My Experience in the Digital World
Creating an account on Facebook was my first experience in the digital world. Although the format and design of Facebook have changed drastically since I joined in 2010, the accessibility of information and the easiness of connecting to old friends were amazing to me. I can talk to my friend living in Tokyo at the click of a button, or glance at the toolbar on the right containing the most popular news that day.
I went to a small private school in the heart of Brooklyn in New York City, where I attended Kindergarten through 12th grade. In 5th grade, we were each given a MacBook and required to take Computer Science classes to learn how to use them. Like any other young kid, I found it challenging to focus on my teacher’s instruction on how to use Microsoft programs, while the person to my right was playing snake on his dashboard. In middle school they taught us how to code and build our own websites. By the end of 8th grade, I could create a web page from scratch, with a multicolored homepage and a moving banner image. In high school, they took our MacBook’s back and replaced them with Dell laptops. They explained to us that they wanted us to have proficient knowledge of both types of computers to benefit our résumés for internships and future jobs.

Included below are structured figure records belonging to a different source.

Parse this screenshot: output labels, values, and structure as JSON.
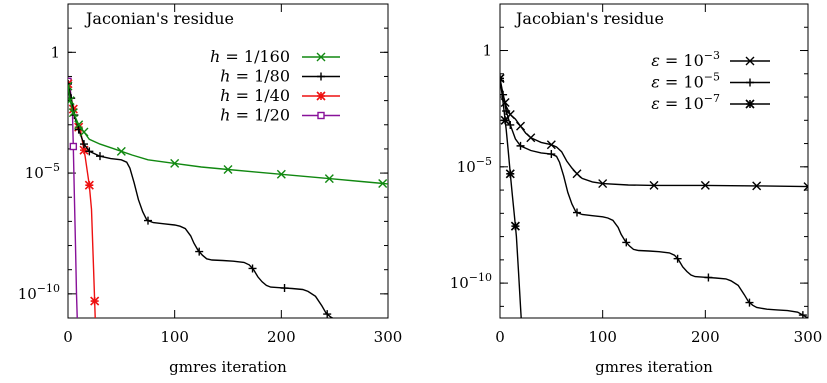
{
  "chart_data": [
    {
      "type": "line",
      "title": "Jaconian's residue",
      "xlabel": "gmres iteration",
      "ylabel": "",
      "xlim": [
        0,
        300
      ],
      "ylim_exponent": [
        -11,
        2
      ],
      "yscale": "log",
      "x_ticks": [
        "0",
        "100",
        "200",
        "300"
      ],
      "y_ticks": [
        {
          "label": "1",
          "exp": 0,
          "mantissa": "",
          "power": ""
        },
        {
          "label": "10^-5",
          "exp": -5,
          "mantissa": "10",
          "power": "−5"
        },
        {
          "label": "10^-10",
          "exp": -10,
          "mantissa": "10",
          "power": "−10"
        }
      ],
      "legend_position": "top-right",
      "series": [
        {
          "name": "h = 1/160",
          "legend": {
            "lhs": "h",
            "rhs": " = 1/160"
          },
          "color": "#118811",
          "marker": "x",
          "x": [
            0,
            2,
            5,
            10,
            15,
            20,
            30,
            40,
            50,
            60,
            75,
            100,
            125,
            150,
            175,
            200,
            225,
            250,
            275,
            300
          ],
          "y": [
            -1.4,
            -2.0,
            -2.5,
            -3.0,
            -3.3,
            -3.6,
            -3.8,
            -3.95,
            -4.1,
            -4.25,
            -4.45,
            -4.6,
            -4.75,
            -4.85,
            -4.95,
            -5.05,
            -5.15,
            -5.25,
            -5.35,
            -5.45
          ],
          "marker_x": [
            0,
            2,
            5,
            10,
            15,
            50,
            100,
            150,
            200,
            245,
            295
          ]
        },
        {
          "name": "h = 1/80",
          "legend": {
            "lhs": "h",
            "rhs": " = 1/80"
          },
          "color": "#000000",
          "marker": "+",
          "x": [
            0,
            3,
            6,
            10,
            15,
            20,
            30,
            40,
            50,
            55,
            58,
            62,
            66,
            70,
            74,
            80,
            90,
            100,
            105,
            110,
            115,
            118,
            122,
            126,
            130,
            135,
            145,
            155,
            165,
            170,
            174,
            178,
            182,
            186,
            190,
            200,
            210,
            220,
            225,
            232,
            238,
            242,
            246,
            250,
            260,
            270,
            280,
            290,
            300
          ],
          "y": [
            -1.3,
            -1.9,
            -2.6,
            -3.2,
            -3.8,
            -4.1,
            -4.3,
            -4.4,
            -4.45,
            -4.55,
            -4.8,
            -5.4,
            -6.1,
            -6.6,
            -6.95,
            -7.05,
            -7.1,
            -7.15,
            -7.2,
            -7.3,
            -7.6,
            -7.9,
            -8.2,
            -8.4,
            -8.55,
            -8.6,
            -8.62,
            -8.65,
            -8.7,
            -8.8,
            -9.0,
            -9.3,
            -9.5,
            -9.65,
            -9.72,
            -9.75,
            -9.78,
            -9.82,
            -9.9,
            -10.1,
            -10.5,
            -10.8,
            -10.95,
            -11.05,
            -11.12,
            -11.15,
            -11.18,
            -11.25,
            -11.5
          ],
          "marker_x": [
            0,
            3,
            6,
            10,
            15,
            20,
            30,
            75,
            123,
            173,
            203,
            243,
            295
          ]
        },
        {
          "name": "h = 1/40",
          "legend": {
            "lhs": "h",
            "rhs": " = 1/40"
          },
          "color": "#ee1111",
          "marker": "*",
          "x": [
            0,
            2,
            4,
            6,
            8,
            10,
            12,
            14,
            16,
            18,
            20,
            22,
            24,
            26
          ],
          "y": [
            -1.3,
            -1.7,
            -2.1,
            -2.6,
            -2.9,
            -3.1,
            -3.3,
            -3.8,
            -4.3,
            -4.9,
            -5.5,
            -6.5,
            -9.0,
            -11.6
          ],
          "marker_x": [
            0,
            5,
            10,
            15,
            20,
            25
          ]
        },
        {
          "name": "h = 1/20",
          "legend": {
            "lhs": "h",
            "rhs": " = 1/20"
          },
          "color": "#881199",
          "marker": "square",
          "x": [
            0,
            2,
            4,
            5,
            6,
            7,
            8,
            9,
            10
          ],
          "y": [
            -1.2,
            -1.5,
            -2.2,
            -3.9,
            -6.0,
            -8.0,
            -10.0,
            -11.5,
            -12.5
          ],
          "marker_x": [
            0,
            5
          ]
        }
      ]
    },
    {
      "type": "line",
      "title": "Jacobian's residue",
      "xlabel": "gmres iteration",
      "ylabel": "",
      "xlim": [
        0,
        300
      ],
      "ylim_exponent": [
        -11.5,
        2
      ],
      "yscale": "log",
      "x_ticks": [
        "0",
        "100",
        "200",
        "300"
      ],
      "y_ticks": [
        {
          "label": "1",
          "exp": 0,
          "mantissa": "",
          "power": ""
        },
        {
          "label": "10^-5",
          "exp": -5,
          "mantissa": "10",
          "power": "−5"
        },
        {
          "label": "10^-10",
          "exp": -10,
          "mantissa": "10",
          "power": "−10"
        }
      ],
      "legend_position": "top-right",
      "series": [
        {
          "name": "ε = 10^-3",
          "legend": {
            "lhs": "ε",
            "rhs": " = 10",
            "sup": "−3"
          },
          "color": "#000000",
          "marker": "x",
          "x": [
            0,
            3,
            6,
            10,
            15,
            20,
            25,
            30,
            40,
            50,
            55,
            60,
            65,
            70,
            75,
            80,
            90,
            100,
            125,
            150,
            175,
            200,
            250,
            300
          ],
          "y": [
            -1.2,
            -1.9,
            -2.4,
            -2.75,
            -2.95,
            -3.25,
            -3.55,
            -3.75,
            -3.95,
            -4.05,
            -4.15,
            -4.35,
            -4.75,
            -5.05,
            -5.3,
            -5.5,
            -5.65,
            -5.72,
            -5.78,
            -5.8,
            -5.8,
            -5.8,
            -5.82,
            -5.85
          ],
          "marker_x": [
            0,
            5,
            10,
            20,
            30,
            50,
            75,
            100,
            150,
            200,
            250,
            300
          ]
        },
        {
          "name": "ε = 10^-5",
          "legend": {
            "lhs": "ε",
            "rhs": " = 10",
            "sup": "−5"
          },
          "color": "#000000",
          "marker": "+",
          "x": [
            0,
            3,
            6,
            10,
            15,
            20,
            30,
            40,
            50,
            55,
            58,
            62,
            66,
            70,
            74,
            80,
            90,
            100,
            105,
            110,
            115,
            118,
            122,
            126,
            130,
            135,
            145,
            155,
            165,
            170,
            174,
            178,
            182,
            186,
            190,
            200,
            210,
            220,
            225,
            232,
            238,
            242,
            246,
            250,
            260,
            270,
            280,
            290,
            300
          ],
          "y": [
            -1.3,
            -1.9,
            -2.6,
            -3.2,
            -3.8,
            -4.1,
            -4.3,
            -4.4,
            -4.45,
            -4.55,
            -4.8,
            -5.4,
            -6.1,
            -6.6,
            -6.95,
            -7.05,
            -7.1,
            -7.15,
            -7.2,
            -7.3,
            -7.6,
            -7.9,
            -8.2,
            -8.4,
            -8.55,
            -8.6,
            -8.62,
            -8.65,
            -8.7,
            -8.8,
            -9.0,
            -9.3,
            -9.5,
            -9.65,
            -9.72,
            -9.75,
            -9.78,
            -9.82,
            -9.9,
            -10.1,
            -10.5,
            -10.8,
            -10.95,
            -11.05,
            -11.12,
            -11.15,
            -11.18,
            -11.25,
            -11.5
          ],
          "marker_x": [
            0,
            3,
            6,
            10,
            20,
            50,
            75,
            123,
            173,
            203,
            243,
            295
          ]
        },
        {
          "name": "ε = 10^-7",
          "legend": {
            "lhs": "ε",
            "rhs": " = 10",
            "sup": "−7"
          },
          "color": "#000000",
          "marker": "*",
          "x": [
            0,
            2,
            4,
            6,
            8,
            10,
            12,
            14,
            16,
            18,
            20,
            22
          ],
          "y": [
            -1.2,
            -1.9,
            -2.6,
            -3.4,
            -4.3,
            -5.3,
            -6.2,
            -7.1,
            -8.0,
            -9.5,
            -11.0,
            -12.5
          ],
          "marker_x": [
            0,
            5,
            10,
            15
          ]
        }
      ]
    }
  ]
}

It was not until college that I realized how unusual this all was. The idea of preparing 5th graders for jobs after college never struck me as odd until now. I have yet to meet anyone who was given a brand new Mac laptop as a 5th grader, and then a new Dell in 9th grade. My middle and high school experiences were reflective of the shift from analog to digital writing. Although we were young, they wanted to condition us to be able to adapt to new versions of the laptops we were using, so that we would not be at a disadvantage in the future.

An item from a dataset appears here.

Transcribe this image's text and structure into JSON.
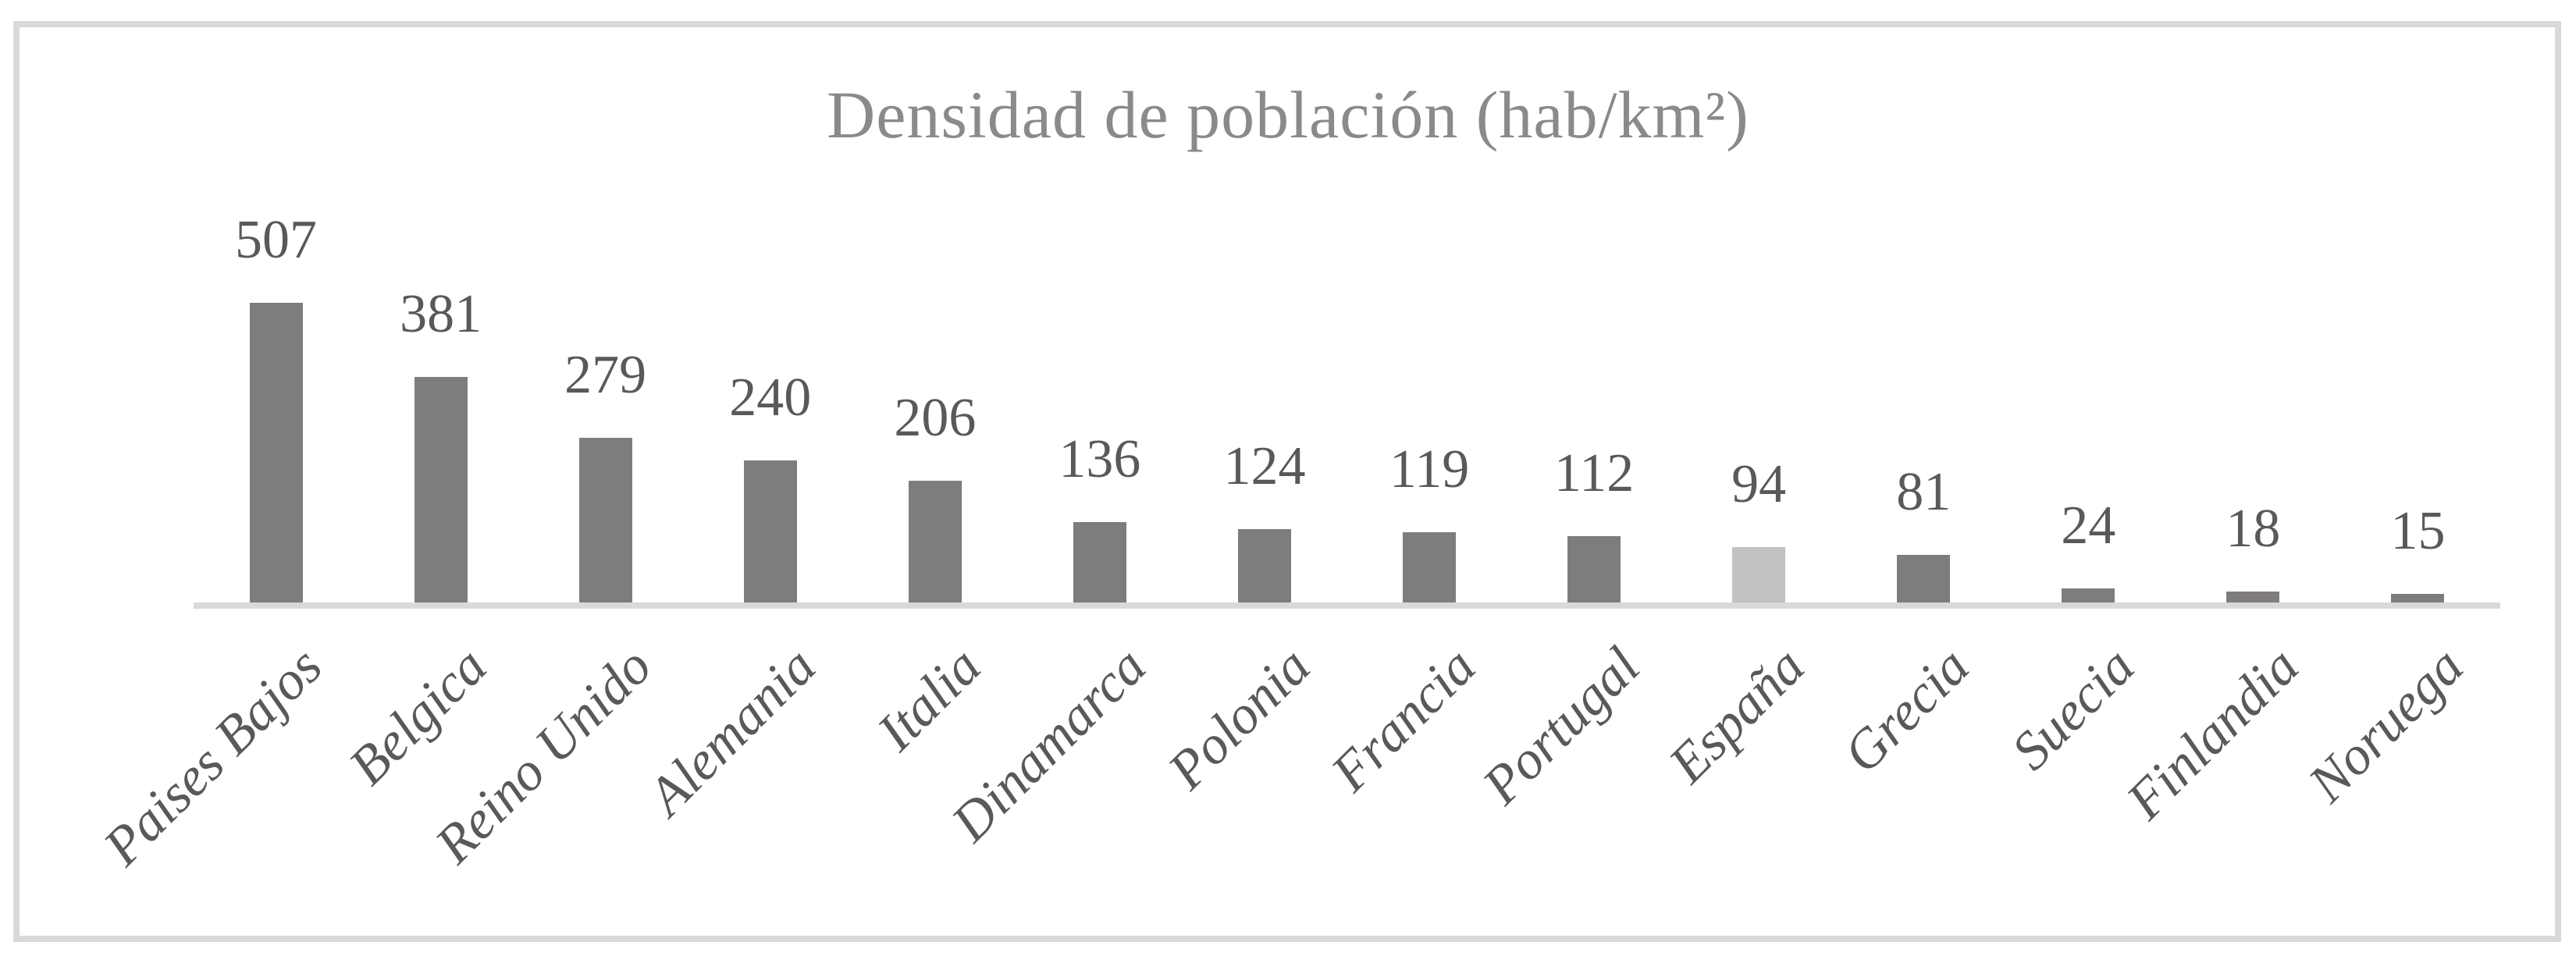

In addition, there has been a huge push toward a more ‘green’ approach to learning, specifically paper. The digitization of writing and books lessens the waste of paper and the destruction of forests. Although I will always prefer reading something on paper, the ability to write an essay and email it to my professor for notes makes the editing process much easier.
- Cohen, Dan. “Professors, Start Your Blogs.” Web log post. Dan Cohen. N.p., 21 Aug. 2006. Web. 22 Oct. 2014. <http://www.dancohen.org>.

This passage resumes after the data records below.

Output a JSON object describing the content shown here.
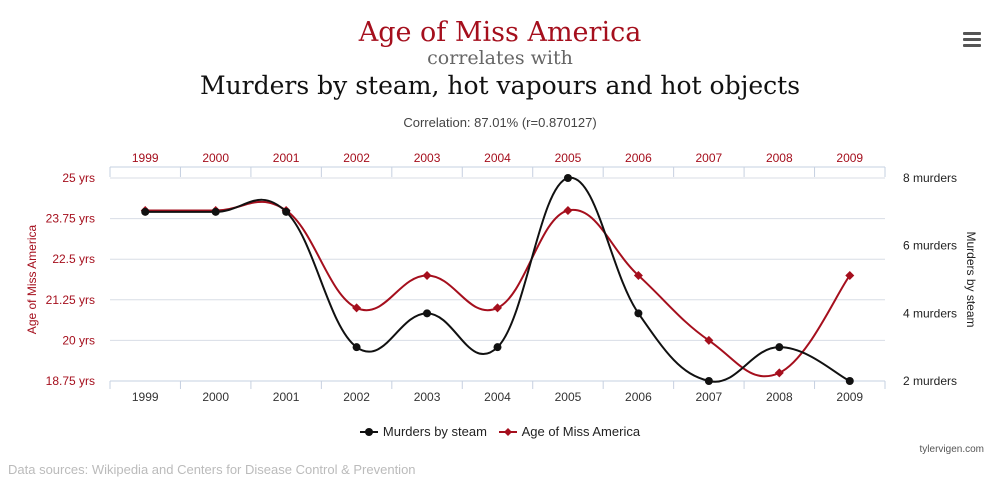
{
  "header": {
    "title_line1": "Age of Miss America",
    "title_line2": "correlates with",
    "title_line3": "Murders by steam, hot vapours and hot objects",
    "correlation": "Correlation: 87.01% (r=0.870127)"
  },
  "colors": {
    "accent": "#a50f1d",
    "secondary": "#111111",
    "subtitle": "#666666",
    "grid": "#d8dde6",
    "axis": "#c6d0e0"
  },
  "menu": {
    "icon": "hamburger-menu-icon"
  },
  "chart_data": {
    "type": "line",
    "x": [
      "1999",
      "2000",
      "2001",
      "2002",
      "2003",
      "2004",
      "2005",
      "2006",
      "2007",
      "2008",
      "2009"
    ],
    "series": [
      {
        "name": "Murders by steam",
        "axis": "right",
        "color": "#111111",
        "marker": "circle",
        "values": [
          7,
          7,
          7,
          3,
          4,
          3,
          8,
          4,
          2,
          3,
          2
        ]
      },
      {
        "name": "Age of Miss America",
        "axis": "left",
        "color": "#a50f1d",
        "marker": "diamond",
        "values": [
          24,
          24,
          24,
          21,
          22,
          21,
          24,
          22,
          20,
          19,
          22
        ]
      }
    ],
    "left_axis": {
      "label": "Age of Miss America",
      "ylim": [
        18.75,
        25
      ],
      "ticks": [
        25,
        23.75,
        22.5,
        21.25,
        20,
        18.75
      ],
      "tick_labels": [
        "25 yrs",
        "23.75 yrs",
        "22.5 yrs",
        "21.25 yrs",
        "20 yrs",
        "18.75 yrs"
      ]
    },
    "right_axis": {
      "label": "Murders by steam",
      "ylim": [
        2,
        8
      ],
      "ticks": [
        8,
        6,
        4,
        2
      ],
      "tick_labels": [
        "8 murders",
        "6 murders",
        "4 murders",
        "2 murders"
      ]
    },
    "grid": true,
    "legend": "bottom-center"
  },
  "footer": {
    "credit": "tylervigen.com",
    "sources": "Data sources: Wikipedia and Centers for Disease Control & Prevention"
  }
}
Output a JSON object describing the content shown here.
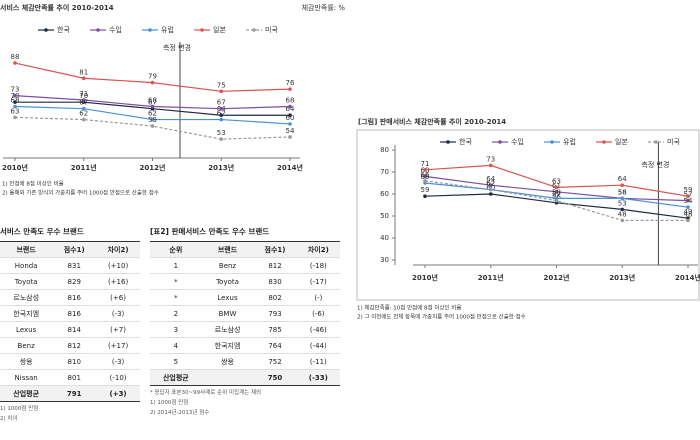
{
  "chart_data": [
    {
      "type": "line",
      "title": "서비스 체감만족률 추이 2010-2014",
      "unit_label": "체감만족률: %",
      "categories": [
        "2010년",
        "2011년",
        "2012년",
        "2013년",
        "2014년"
      ],
      "series": [
        {
          "name": "한국",
          "color": "#1f2a44",
          "values": [
            70,
            70,
            67,
            64,
            64
          ]
        },
        {
          "name": "수입",
          "color": "#7b4fa0",
          "values": [
            73,
            71,
            68,
            67,
            68
          ]
        },
        {
          "name": "유럽",
          "color": "#4a90d9",
          "values": [
            68,
            67,
            62,
            62,
            60
          ]
        },
        {
          "name": "일본",
          "color": "#d9534f",
          "values": [
            88,
            81,
            79,
            75,
            76
          ]
        },
        {
          "name": "미국",
          "color": "#9a9a9a",
          "dashed": true,
          "values": [
            63,
            62,
            59,
            53,
            54
          ]
        }
      ],
      "ylim": [
        48,
        94
      ],
      "annotation": "측정 변경",
      "notes": [
        "1) 만점에 8점 이상인 비율",
        "2) 올해와 기존 방식의 가중치를 주어 1000점 만점으로 산출한 점수"
      ]
    },
    {
      "type": "line",
      "title": "[그림] 판매서비스 체감만족률 추이 2010-2014",
      "categories": [
        "2010년",
        "2011년",
        "2012년",
        "2013년",
        "2014년"
      ],
      "series": [
        {
          "name": "한국",
          "color": "#1f2a44",
          "values": [
            59,
            60,
            56,
            53,
            49
          ]
        },
        {
          "name": "수입",
          "color": "#7b4fa0",
          "values": [
            68,
            64,
            61,
            58,
            57
          ]
        },
        {
          "name": "유럽",
          "color": "#4a90d9",
          "values": [
            65,
            62,
            58,
            58,
            54
          ]
        },
        {
          "name": "일본",
          "color": "#d9534f",
          "values": [
            71,
            73,
            63,
            64,
            59
          ]
        },
        {
          "name": "미국",
          "color": "#9a9a9a",
          "dashed": true,
          "values": [
            66,
            62,
            57,
            48,
            48
          ]
        }
      ],
      "ylim": [
        30,
        80
      ],
      "yticks": [
        30,
        40,
        50,
        60,
        70,
        80
      ],
      "annotation": "측정 변경",
      "notes": [
        "1) 체감만족률: 10점 만점에 8점 이상인 비율",
        "2) 그 이전에도 전체 항목에 가중치를 주어 1000점 만점으로 산출한 점수"
      ]
    }
  ],
  "tables": [
    {
      "title": "서비스 만족도 우수 브랜드",
      "columns": [
        "브랜드",
        "점수1)",
        "차이2)"
      ],
      "rows": [
        [
          "Honda",
          831,
          "(+10)"
        ],
        [
          "Toyota",
          829,
          "(+16)"
        ],
        [
          "르노삼성",
          816,
          "(+6)"
        ],
        [
          "한국지엠",
          816,
          "(-3)"
        ],
        [
          "Lexus",
          814,
          "(+7)"
        ],
        [
          "Benz",
          812,
          "(+17)"
        ],
        [
          "쌍용",
          810,
          "(-3)"
        ],
        [
          "Nissan",
          801,
          "(-10)"
        ],
        [
          "산업평균",
          791,
          "(+3)"
        ]
      ],
      "notes": [
        "1) 1000점 만점",
        "2) 차이"
      ]
    },
    {
      "title": "[표2] 판매서비스 만족도 우수 브랜드",
      "columns": [
        "순위",
        "브랜드",
        "점수1)",
        "차이2)"
      ],
      "rows": [
        [
          "1",
          "Benz",
          812,
          "(-18)"
        ],
        [
          "*",
          "Toyota",
          830,
          "(-17)"
        ],
        [
          "*",
          "Lexus",
          802,
          "(-)"
        ],
        [
          "2",
          "BMW",
          793,
          "(-6)"
        ],
        [
          "3",
          "르노삼성",
          785,
          "(-46)"
        ],
        [
          "4",
          "한국지엠",
          764,
          "(-44)"
        ],
        [
          "5",
          "쌍용",
          752,
          "(-11)"
        ],
        [
          "산업평균",
          "",
          750,
          "(-33)"
        ]
      ],
      "notes": [
        "* 응답자 표본30~99사례로 순위 미집계는 제외",
        "1) 1000점 만점",
        "2) 2014년-2013년 점수"
      ]
    }
  ]
}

- Duke University Press, comp. “Teaching Digital Rhetoric: Community, Critical Engagement, and Application.” 6.2 (2006): n. pag. Project Muse. Web. 22 Oct. 2014. <https://muse.jhu.edu/journals/pedagogy/v006/6.2digirhet.pdf>.
- Greenidge, Wendy-lou, and Ruth Sylvester. “Digital Storytelling: Extending the Potential for Struggling Writers.” Reading Rockets. Weta, Dec. 2009. Web. 22 Oct. 2014. <www.readingrockets.org>.
- Heitin, Liana. “Writing Re-Launched: Teaching with Digital Tools.” Education Week. N.p., 4 Apr. 2011. Web. 22 Oct. 2014. <http://www.edweek.org/tsb/articles/2011/04/04/02digital.h04.html>.
- Hicks, Troy, and Kristen H. Turner. “No Longer a Luxury: Digital Literacy Can’t Wait.” NCTE.org (n.d.): n. pag. NCTE. Web. 22 Oct. 2014. <www.ncte.org>.